E nga mana, e nga reo, e nga iwi katoa huri noa o Aotearoa, nau mai haere mai. E aku rangatira, nga mihi ki a koutou e whakamana nei, te kaupapa hirahira – tēnā koutou, tēnā koutou tēnā koutou katoa. Distinguished guests from throughout New Zealand, welcome. I acknowledge and welcome your support for this special occasion.
I specifically acknowledge:
Lieutenant General Don McIver, the immediate past President of the Royal New Zealand Returned and Services Association; David Moger, Chief Executive of the RNZRSA; and Sir Brian Lochore and Carol Hirshfeld, my ANZAC of the Year selection co-panellists.– tēnā koutou katoa.
Each year we seek out a New Zealander who lives their life in a way that embodies the Anzac spirit. And so, it is an honour to once again host this Anzac of the Year Award ceremony, in partnership with the RSA, and name the Anzac of the Year.
The spirit of Anzac is embodied in the story, service and life of Private Richard Henderson. The example of Henderson, a 19 year old teacher trainee who used his donkey to carry wounded soldiers to safety at Gallipoli, is central to this award’s ethos - hence this statuette.
Thrust into the confusion and calamity of battle at Gallipoli, Henderson displayed incredible fortitude. Surviving Gallipoli, he went on to serve on the Western Front. Henderson’s commitment and compassion for his comrades took a considerable toll on his health - he later went blind and battled illness all his life.
Henderson’s courage and commitment to getting a job done; and his compassion and care for the wounded remind us that ordinary people can accomplish extraordinary things. His positive, selfless and compassionate example neatly defines the qualities that have come to be known as the Anzac spirit.
Comradeship, compassion, courage and commitment remain touchstones for all New Zealanders. While we acknowledge the Anzac spirit from actions on the Gallipoli battlefield, the ideals and qualities are as relevant and valuable in contemporary New Zealand society as they were on that battlefield one-hundred years ago.
It is now my privilege to announce the recipient of the 2015 Governor-General’s Anzac of the Year Award – Ms Louise Nicholas.
Greg Baughen, the Official Secretary at Government House, will read the citation.
Ms Nicholas’ personal experience of harm and trauma has resulted in an ongoing commitment to help victims of sexual assault and enabled affirmative cultural change.
By demanding accountability for what happened to her, in the face of considerable opposition and amidst a firestorm of media and public scrutiny, Ms Nicholas demonstrated great courage. That she then used what she had experienced and learned to protect others from harm, to advocate for those affected by sexual crime and to help champion change shows great care and compassion for her sister New Zealanders.

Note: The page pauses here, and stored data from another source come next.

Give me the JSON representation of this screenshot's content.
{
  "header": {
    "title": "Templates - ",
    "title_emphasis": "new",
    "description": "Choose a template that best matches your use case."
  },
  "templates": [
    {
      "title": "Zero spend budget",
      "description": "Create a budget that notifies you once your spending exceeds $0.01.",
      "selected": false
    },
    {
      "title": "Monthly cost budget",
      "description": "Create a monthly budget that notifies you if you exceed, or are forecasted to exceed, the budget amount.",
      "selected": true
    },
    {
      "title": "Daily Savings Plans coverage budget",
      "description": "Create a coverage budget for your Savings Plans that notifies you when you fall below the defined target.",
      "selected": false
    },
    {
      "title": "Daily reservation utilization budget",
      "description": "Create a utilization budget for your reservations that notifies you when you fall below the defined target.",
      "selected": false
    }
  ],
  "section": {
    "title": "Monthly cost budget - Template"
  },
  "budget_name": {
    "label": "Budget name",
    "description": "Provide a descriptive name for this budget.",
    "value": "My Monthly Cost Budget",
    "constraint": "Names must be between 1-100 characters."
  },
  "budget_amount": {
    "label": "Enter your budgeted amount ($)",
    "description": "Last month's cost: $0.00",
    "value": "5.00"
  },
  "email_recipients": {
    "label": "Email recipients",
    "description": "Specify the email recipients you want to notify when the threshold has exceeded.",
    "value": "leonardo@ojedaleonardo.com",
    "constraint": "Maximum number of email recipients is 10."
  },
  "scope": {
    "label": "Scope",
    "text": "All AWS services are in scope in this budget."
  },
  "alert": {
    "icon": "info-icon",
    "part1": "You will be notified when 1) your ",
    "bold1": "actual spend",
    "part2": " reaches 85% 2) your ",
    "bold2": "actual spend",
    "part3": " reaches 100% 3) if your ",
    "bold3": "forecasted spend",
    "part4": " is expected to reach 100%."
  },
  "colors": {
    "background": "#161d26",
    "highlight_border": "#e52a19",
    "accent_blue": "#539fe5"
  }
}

Ms Nicholas’ decision to shine a spotlight on a dangerous culture that existed in some pockets of one of our most trusted organisations was a fight not just for herself, but for other women. That she now works with the Police, and other uniformed services, to help them understand the impact of sexual crime, shows remarkable levels of understanding, commitment and purpose.
I will close my comments with these words from the US author and journalist Ernest Hemingway’s ‘A Farewell to Arms’: “Few men are willing to brave the disapproval of their fellows, the censure of their colleagues, the wrath of their society. Moral courage is a rarer commodity than bravery in battle or great intelligence. Yet it is the one essential, vital quality of those who seek to change a world which yields most painfully to change.”
Louise, in defining your purpose, you have followed the ideals of the Anzac spirit. You have braved the outrage of personal hurt, used your experience to help other women and men in our society and initiated change for the better. You are an inspiration to other New Zealanders. You are a most fitting Anzac of the Year in this the centenary year of the first Anzac example. Congratulations and I wish you all the best for the future.
Kia kaha kia ora huihui tātou katoa.